Check the maintenance log if it’s available. You want a car that’s been maintained well. High mileage on a vehicle is not always a death toll for your wallet in repair costs, if the car has been serviced regularly. Low mileage is not always what it’s cracked up to be. Lack of use can cause rubber and plastic parts, like valve covers, to crack and break, so check the timing between maintenance, not just the miles. Often the Carfax report will have the vehicle service record, but you can also ask for a copy from a dealership.
Ask the dealer for a copy of the Carfax report, which is considered the top standard in vehicle history reporting, and check for any vehicle recalls with the National Highway Traffic Safety Administration by entering the VIN. If the dealer isn’t willing to provide a Carfax report, that’s a red flag; you might want to look elsewhere. If you’re buying from a private seller, you can purchase a Carfax report yourself for $39.99.
For more information, you can see this article on how to buy a used car in 10 simple steps.
How to finance a used car
Never just accept what a dealer tells you is a good financing deal. Know the type of rate you can get before you kick some tires and take a test-drive.
Check out if your bank or credit union offers used auto loans.

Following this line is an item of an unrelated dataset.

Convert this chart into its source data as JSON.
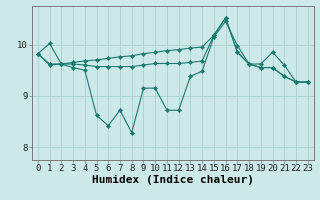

If you’re already a member and in good standing with them, you could qualify for a rate discount on the loan with them.
You can shop around online for an auto loan before you know the exact car you want. This way you’ll get an idea of what’s available to you. Some banks offer pre-approval programs. If you already know the exact car you want, that’s even better. You can go into the dealership knowing you have a financing offer ready, and you can ask the dealership to try and beat the offer.
Vehicle makes were counted and vehicle age was averaged across metropolitan statistical areas (“MSAs”) from the model years reported on query forms submitted by LendingTree customers seeking loans for used vehicle purchases. The data set was limited to queries submitted in 2017 for cars and light trucks with model years less than 2017. The analysis was limited to the 50 largest MSAs by population.